Cher Ami Isselmou
J’ai lu avec attention et intérêt votre interview du 21 décembre 2014 sur cridem titrée : Une juste cause mal défendue ( http://haratine.com/Site/?p=1443 ) .
Tous ceux qui vous connaissent comme moi savent que vous êtes l’un des rares mauritaniens à dire et écrire sans détours vos convictions dussent elles paraitre aux autres comme des provocations.Il y a à peine une semaine, une autre interview de l’ami Boubacar, Président de SOS-esclaves : je combats ma propre violence, sonnait la même alerte sur le même sujet auquel on semble rester sourd.
Je crois vous connaitre assez pour dire que les propos que vous tenez sont sincères et responsables et que l’on doit en tenir compte. Ils ne doivent pas passer inaperçus.
Oui, il faut s’inquiéter pour le devenir de ce Pays qui nous est Cher et souhaiter une paix sociale et une coexistence pacifique a nos communautés.Comme vous la situation actuelle et son évolution m’inquiète et tout observateur attentif doit être de même. Il est donc urgent et souhaitable que les problèmes du Pays soient réglés de manière pacifique comme l’a toujours préconisé notre génération dés le début de sa lutte que cela soit au MND ou à ELHOR.
Nous sommes à présent pères et grands pères, deux générations ont grandi après nous et plusieurs de nos chers camarades nous ont quittés, que Dieu leur accorde sa miséricorde.
A chaque génération, sa conception et sa démarche pour résoudre ses problèmes. Peut être qu’à notre jeunesse, les injustices et les marginalisations étaient moindres que celles d’aujourd’hui : nous fréquentions les mêmes écoles, les mêmes internats, avions les mêmes tenus, mangions les mêmes repas, et avions les mêmes chances aux concours et examens que tous les autres fils du Pays. Cela nous a donné une égale et heureuse opportunité de promotion au début des premières années de l’indépendance.
Nous avions décidé de lutter pour nos frères et sœurs qui n’avaient pas eu la même chance que nous et qui vivaient sous la domination, dans l’exclusion, la pauvreté et l’ignorance. Nous avions pensé que cette situation pouvait être réglée rapidement et surtout pacifiquement par la conscientisation des esclaves d’abord, la volonté du pouvoir ensuite et enfin le renoncement des anciens maitres à une pratique d’un autre âge. Nous nous sommes trompés d’appréciation et devons reconnaitre notre erreur. La situation malheureusement perdure et les problèmes s’aiguisent.
Aujourd’hui la richesse des parents et leur notoriété font les différences dans la scolarité, dans l’emploi, dans les promotions politiques, administratives, économiques et sociales.
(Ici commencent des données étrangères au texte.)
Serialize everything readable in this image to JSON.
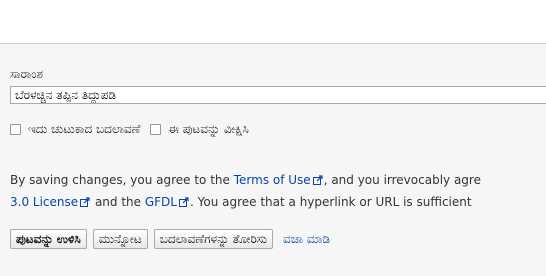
{
  "summary": {
    "label": "ಸಾರಾಂಶ",
    "value": "ಬೆರಳಚ್ಚಿನ ತಪ್ಪಿನ ತಿದ್ದುಪಡಿ"
  },
  "options": {
    "minor_edit_label": "ಇದು ಚುಟುಕಾದ ಬದಲಾವಣೆ",
    "watch_page_label": "ಈ ಪುಟವನ್ನು ವೀಕ್ಷಿಸಿ",
    "minor_edit_checked": false,
    "watch_page_checked": false
  },
  "legal": {
    "line1_start": "By saving changes, you agree to the ",
    "terms_link": "Terms of Use",
    "line1_end": ", and you irrevocably agre",
    "license_link": "3.0 License",
    "line2_mid": " and the ",
    "gfdl_link": "GFDL",
    "line2_end": ". You agree that a hyperlink or URL is sufficient"
  },
  "buttons": {
    "save": "ಪುಟವನ್ನು ಉಳಿಸಿ",
    "preview": "ಮುನ್ನೋಟ",
    "show_changes": "ಬದಲಾವಣೆಗಳನ್ನು ತೋರಿಸು",
    "cancel": "ವಜಾ ಮಾಡಿ"
  },
  "colors": {
    "link": "#0645ad",
    "background": "#f6f6f6"
  },
  "icons": {
    "external_link": "external-link-icon"
  }
}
Nos jeunes ne voient aucun espoir pour leur avenir qu’ils aient fait une scolarité réussie ou non .Pour avoir une quelconque promotion, il faut servir de manière intempestive et arrogante les régimes en place ou être soumis au dictat de sa tribu et de ses notables. Peu de place dans la sphère de décideurs politiques et aucune liberté ni autonomie dans l’exercice des fonctions administratives et judiciaires pour les quelques rares qui ont eu le privilège de promotion. Tout leur talent est au service des autres et ils éprouvent beaucoup de gène à aider ou proposer ceux des leurs qui ont pourtant toutes les compétences demandées pour tel ou tel poste. Partout, les bureaux publics et privés, les fonctions civiles, les grandes écoles préparant à des métiers d’avenir et autres ne sont garnis que de cousins et cousines souvent sans aucun mérite.
Comment dans une telle situation ne pas comprendre le ras-le-bol des nouvelles générations des haratines ouvertes à ce qui se passe dans leur village planétaire, qui vivent au jour le jour ce qui se déroule partout ailleurs ?
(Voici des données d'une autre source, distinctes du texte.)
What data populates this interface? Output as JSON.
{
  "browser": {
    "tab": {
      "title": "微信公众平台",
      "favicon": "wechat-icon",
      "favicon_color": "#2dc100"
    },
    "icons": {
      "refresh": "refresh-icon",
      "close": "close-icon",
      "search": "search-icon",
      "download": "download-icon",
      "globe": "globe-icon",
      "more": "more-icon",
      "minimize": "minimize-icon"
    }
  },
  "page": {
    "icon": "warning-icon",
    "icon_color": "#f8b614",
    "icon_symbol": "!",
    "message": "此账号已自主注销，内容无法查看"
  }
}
Faut-il les condamner pour leur engagement de vouloir en découdre avec le système qui les opprime ?
Faut-il craindre qu’ils ne soient les perdants dans une telle confrontation si par malheur elle avait lieu puisque leurs adversaires sont armés et soutenus par le pouvoir ?
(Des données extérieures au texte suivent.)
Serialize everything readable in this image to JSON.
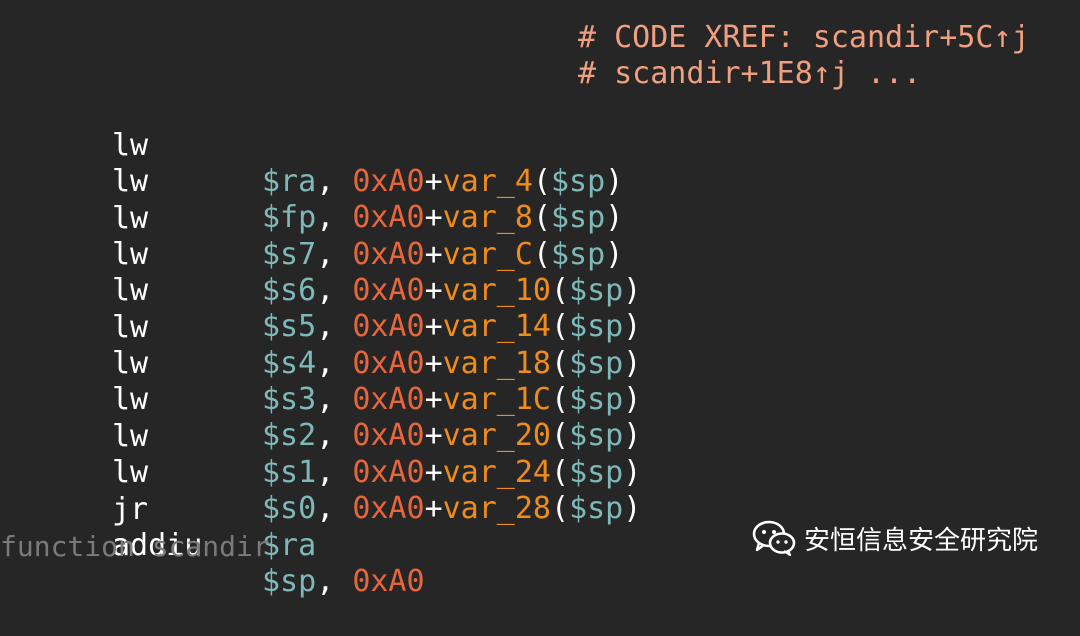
{
  "xrefs": [
    "# CODE XREF: scandir+5C↑j",
    "# scandir+1E8↑j ..."
  ],
  "instructions": [
    {
      "mnemonic": "lw",
      "reg": "$ra",
      "imm": "0xA0",
      "var": "var_4",
      "base": "$sp"
    },
    {
      "mnemonic": "lw",
      "reg": "$fp",
      "imm": "0xA0",
      "var": "var_8",
      "base": "$sp"
    },
    {
      "mnemonic": "lw",
      "reg": "$s7",
      "imm": "0xA0",
      "var": "var_C",
      "base": "$sp"
    },
    {
      "mnemonic": "lw",
      "reg": "$s6",
      "imm": "0xA0",
      "var": "var_10",
      "base": "$sp"
    },
    {
      "mnemonic": "lw",
      "reg": "$s5",
      "imm": "0xA0",
      "var": "var_14",
      "base": "$sp"
    },
    {
      "mnemonic": "lw",
      "reg": "$s4",
      "imm": "0xA0",
      "var": "var_18",
      "base": "$sp"
    },
    {
      "mnemonic": "lw",
      "reg": "$s3",
      "imm": "0xA0",
      "var": "var_1C",
      "base": "$sp"
    },
    {
      "mnemonic": "lw",
      "reg": "$s2",
      "imm": "0xA0",
      "var": "var_20",
      "base": "$sp"
    },
    {
      "mnemonic": "lw",
      "reg": "$s1",
      "imm": "0xA0",
      "var": "var_24",
      "base": "$sp"
    },
    {
      "mnemonic": "lw",
      "reg": "$s0",
      "imm": "0xA0",
      "var": "var_28",
      "base": "$sp"
    }
  ],
  "jr": {
    "mnemonic": "jr",
    "reg": "$ra"
  },
  "addiu": {
    "mnemonic": "addiu",
    "reg": "$sp",
    "imm": "0xA0"
  },
  "end_function": "function scandir",
  "watermark": {
    "icon": "wechat-icon",
    "text": "安恒信息安全研究院"
  },
  "colors": {
    "background": "#262626",
    "xref": "#f0a080",
    "mnemonic": "#ffffff",
    "register": "#7fb8b8",
    "immediate": "#e8663c",
    "variable": "#f08c1c",
    "end_function": "#7a7a7a"
  }
}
Je pense que sans chercher à mettre l’huile sur le feu, ni souhaiter une telle mésaventure, il ne faut pas être frileux ni avoir des préjugés sur les conséquences prévisibles.
L’histoire des luttes des peuples nous enseigne que bien souvent, ni le nombre, ni le niveau de l’arsenal d’armement ne comptent plus dans la victoire que la détermination sous tendue par la justesse de la cause. Bien des peuples opprimés sont parvenus à se débarrasser du jouc de leurs oppresseurs dés qu’ils se sont décidés à lutter et à consentir les sacrifices nécessaires à cette fin.
Espérons encore une fois ne pas en arriver là pour notre cher Pays et que Dieu continue de nous préserver des conséquences d’agissements irresponsables de ceux qui nous gouvernent si mal.